* U.S. crude stockpiles fell 5.8 mln bbls last week -API
* Libyan rebels agree to open vital oil ports within days
* Weak China, Europe factory data weighs
* Coming up: U.S. EIA weekly oil stocks at 1430 GMT
SINGAPORE, April 2 (Reuters) - Brent crude steadied above $105 a barrel on Wednesday but was still near a five-month low, with investors waiting for more U.S. inventory data to assess demand in the world's largest oil consumer.
Oil tumbled 2 percent on Tuesday after Libyan rebels said they would re-open vital oil ports within days, while poor manufacturing data from China and Europe weighed on the outlook for fuel demand.
May Brent crude had inched up 4 cents to $105.66 a barrel by 0257 GMT, after settling at its lowest since Nov. 11.
U.S. crude for May delivery was up 2 cents to $99.76 a barrel, after a 1.8-percent drop to its lowest settlement since March 26 on Tuesday.
"The market needed to correct after strong gains since mid-March," said Ken Hasegawa, a commodity sales manager at Newedge Japan. "It's possible that Libyan exports triggered a sell-off."
A rebel group in eastern Libya has agreed with the government to end its seizure of vital oil ports, a senior leader told Reuters, raising hopes for an end to an eight-month stalemate that has dried up state income and fuelled chaos.
A Reuters survey showed on Tuesday that OPEC's oil output fell in March to its lowest since December as Iraq's oil revival suffered a setback and outages cut output in African producers.
U.S. crude pared losses after industry data showed crude stockpiles fell significantly last week against analyst expectations for a build.
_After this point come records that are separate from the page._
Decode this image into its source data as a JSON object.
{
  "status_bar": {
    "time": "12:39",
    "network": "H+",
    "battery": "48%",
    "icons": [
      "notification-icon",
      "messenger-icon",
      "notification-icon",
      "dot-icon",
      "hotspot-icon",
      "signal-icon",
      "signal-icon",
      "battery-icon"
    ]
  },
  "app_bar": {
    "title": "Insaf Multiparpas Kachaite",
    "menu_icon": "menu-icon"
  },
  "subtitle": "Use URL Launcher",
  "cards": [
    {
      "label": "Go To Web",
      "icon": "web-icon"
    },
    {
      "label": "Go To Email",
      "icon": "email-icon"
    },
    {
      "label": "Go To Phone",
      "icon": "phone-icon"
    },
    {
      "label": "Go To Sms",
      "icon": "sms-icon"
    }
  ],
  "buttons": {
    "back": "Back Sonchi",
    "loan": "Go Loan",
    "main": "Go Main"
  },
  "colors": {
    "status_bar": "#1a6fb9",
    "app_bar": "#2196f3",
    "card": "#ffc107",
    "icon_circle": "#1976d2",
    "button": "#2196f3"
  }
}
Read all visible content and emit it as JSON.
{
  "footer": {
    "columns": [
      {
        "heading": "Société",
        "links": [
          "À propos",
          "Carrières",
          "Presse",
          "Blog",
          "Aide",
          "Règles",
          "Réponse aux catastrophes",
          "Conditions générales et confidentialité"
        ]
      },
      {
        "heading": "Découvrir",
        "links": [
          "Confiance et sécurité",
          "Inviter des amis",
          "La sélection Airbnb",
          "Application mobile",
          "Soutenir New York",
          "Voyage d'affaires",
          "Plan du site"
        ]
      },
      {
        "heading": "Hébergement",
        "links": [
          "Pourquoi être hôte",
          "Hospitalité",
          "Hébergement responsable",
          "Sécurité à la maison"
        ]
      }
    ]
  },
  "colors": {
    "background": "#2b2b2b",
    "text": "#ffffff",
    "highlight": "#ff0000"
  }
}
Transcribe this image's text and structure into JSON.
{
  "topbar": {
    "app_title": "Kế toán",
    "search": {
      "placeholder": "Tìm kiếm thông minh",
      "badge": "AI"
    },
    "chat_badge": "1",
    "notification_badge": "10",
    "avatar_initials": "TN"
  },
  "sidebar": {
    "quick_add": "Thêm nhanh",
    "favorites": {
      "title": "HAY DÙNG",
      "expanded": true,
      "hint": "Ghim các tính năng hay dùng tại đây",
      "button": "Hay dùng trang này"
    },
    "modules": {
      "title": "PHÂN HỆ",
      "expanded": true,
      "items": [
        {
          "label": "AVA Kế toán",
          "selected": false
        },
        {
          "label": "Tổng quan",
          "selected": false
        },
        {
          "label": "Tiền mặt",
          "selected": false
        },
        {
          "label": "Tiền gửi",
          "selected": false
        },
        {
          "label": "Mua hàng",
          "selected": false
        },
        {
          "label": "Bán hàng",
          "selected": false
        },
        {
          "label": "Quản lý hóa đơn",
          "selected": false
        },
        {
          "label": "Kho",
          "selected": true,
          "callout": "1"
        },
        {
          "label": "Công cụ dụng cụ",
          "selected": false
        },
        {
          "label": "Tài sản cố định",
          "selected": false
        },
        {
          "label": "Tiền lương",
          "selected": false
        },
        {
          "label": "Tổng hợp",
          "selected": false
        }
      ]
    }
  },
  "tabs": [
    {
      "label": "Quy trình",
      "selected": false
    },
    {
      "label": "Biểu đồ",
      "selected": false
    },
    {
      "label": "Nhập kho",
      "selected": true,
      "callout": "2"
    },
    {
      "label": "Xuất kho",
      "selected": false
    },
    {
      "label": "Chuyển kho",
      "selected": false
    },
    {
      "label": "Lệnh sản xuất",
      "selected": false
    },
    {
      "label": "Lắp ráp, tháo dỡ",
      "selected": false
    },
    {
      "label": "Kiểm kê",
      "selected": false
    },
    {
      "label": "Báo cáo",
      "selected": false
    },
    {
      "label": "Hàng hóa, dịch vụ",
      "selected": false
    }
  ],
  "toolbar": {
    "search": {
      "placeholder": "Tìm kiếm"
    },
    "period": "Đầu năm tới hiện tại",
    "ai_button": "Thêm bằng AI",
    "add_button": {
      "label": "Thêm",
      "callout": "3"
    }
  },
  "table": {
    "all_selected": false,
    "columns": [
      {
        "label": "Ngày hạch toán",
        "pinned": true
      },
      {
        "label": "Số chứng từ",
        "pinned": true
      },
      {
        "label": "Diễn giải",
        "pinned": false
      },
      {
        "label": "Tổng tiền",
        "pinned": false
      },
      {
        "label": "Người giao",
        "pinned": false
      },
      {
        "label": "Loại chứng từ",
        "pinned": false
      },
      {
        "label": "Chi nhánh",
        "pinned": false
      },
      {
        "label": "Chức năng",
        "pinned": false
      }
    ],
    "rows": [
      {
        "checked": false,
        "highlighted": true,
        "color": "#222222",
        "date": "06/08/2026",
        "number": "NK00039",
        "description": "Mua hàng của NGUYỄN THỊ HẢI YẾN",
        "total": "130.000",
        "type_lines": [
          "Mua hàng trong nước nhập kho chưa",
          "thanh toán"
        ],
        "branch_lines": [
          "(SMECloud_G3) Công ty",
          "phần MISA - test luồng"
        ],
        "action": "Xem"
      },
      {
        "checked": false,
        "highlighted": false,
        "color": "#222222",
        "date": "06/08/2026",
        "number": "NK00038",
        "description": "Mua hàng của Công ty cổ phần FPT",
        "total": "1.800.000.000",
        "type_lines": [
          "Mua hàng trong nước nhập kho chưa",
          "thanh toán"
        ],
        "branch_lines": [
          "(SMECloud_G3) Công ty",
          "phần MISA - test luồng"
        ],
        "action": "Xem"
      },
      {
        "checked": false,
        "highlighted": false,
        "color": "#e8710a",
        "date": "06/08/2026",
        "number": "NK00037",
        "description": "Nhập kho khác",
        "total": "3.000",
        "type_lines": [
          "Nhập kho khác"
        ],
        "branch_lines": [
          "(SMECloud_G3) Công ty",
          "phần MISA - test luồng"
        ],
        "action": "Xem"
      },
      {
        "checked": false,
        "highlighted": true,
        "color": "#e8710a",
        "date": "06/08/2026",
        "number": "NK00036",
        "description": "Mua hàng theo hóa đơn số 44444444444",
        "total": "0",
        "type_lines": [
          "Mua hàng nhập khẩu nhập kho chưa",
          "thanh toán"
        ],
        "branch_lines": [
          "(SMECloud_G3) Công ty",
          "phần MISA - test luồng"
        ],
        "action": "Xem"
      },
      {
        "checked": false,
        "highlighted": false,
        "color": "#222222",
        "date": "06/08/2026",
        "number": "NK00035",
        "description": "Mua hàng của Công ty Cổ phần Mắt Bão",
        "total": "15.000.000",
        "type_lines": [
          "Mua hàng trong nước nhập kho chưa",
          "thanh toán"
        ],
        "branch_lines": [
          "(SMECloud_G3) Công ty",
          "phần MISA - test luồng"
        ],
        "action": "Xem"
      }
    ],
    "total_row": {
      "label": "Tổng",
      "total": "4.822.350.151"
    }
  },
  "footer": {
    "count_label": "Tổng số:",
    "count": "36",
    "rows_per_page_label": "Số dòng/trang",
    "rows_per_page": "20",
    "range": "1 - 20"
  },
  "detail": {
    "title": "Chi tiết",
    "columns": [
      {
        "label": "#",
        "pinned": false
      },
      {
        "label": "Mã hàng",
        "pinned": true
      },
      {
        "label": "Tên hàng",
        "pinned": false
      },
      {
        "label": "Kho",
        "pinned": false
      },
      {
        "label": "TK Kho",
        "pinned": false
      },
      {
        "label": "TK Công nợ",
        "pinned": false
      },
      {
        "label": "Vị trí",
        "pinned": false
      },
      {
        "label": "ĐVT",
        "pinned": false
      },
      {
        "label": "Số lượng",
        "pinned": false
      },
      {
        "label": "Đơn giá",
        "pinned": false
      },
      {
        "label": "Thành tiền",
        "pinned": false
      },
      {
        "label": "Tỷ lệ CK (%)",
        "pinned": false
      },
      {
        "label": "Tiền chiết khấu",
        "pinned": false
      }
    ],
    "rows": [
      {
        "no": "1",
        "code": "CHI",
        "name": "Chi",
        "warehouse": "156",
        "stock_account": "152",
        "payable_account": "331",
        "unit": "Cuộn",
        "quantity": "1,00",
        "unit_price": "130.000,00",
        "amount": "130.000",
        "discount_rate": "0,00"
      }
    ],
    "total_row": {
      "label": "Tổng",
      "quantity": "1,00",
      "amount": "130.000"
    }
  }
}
Crude inventories dropped 5.8 million barrels in the week to March 28 to 373.5 million barrels, data from industry group the American Petroleum Institute showed on Tuesday, compared with analyst expectations for an increase of 1.1 million barrels.
Crude stocks at the Cushing, Oklahoma, delivery hub fell by 1.5 million barrels, API said. Gasoline inventories increased and distillate stocks fell, it added.
Attention is now turning to inventory data due on Wednesday from the Energy Information Administration.
Newedge's Hasegawa said oil would stay rangebound ahead of key jobs data from the United States this Friday.
"Brent's range will have a floor at $105 and could possibly rebound," said Hasegawa, adding that U.S. crude could stay between $97 and $103.
Geopolitical tensions between Russia and the west over Ukraine simmered, although analysts and traders expect the crisis to have less impact on oil supplies than natural gas.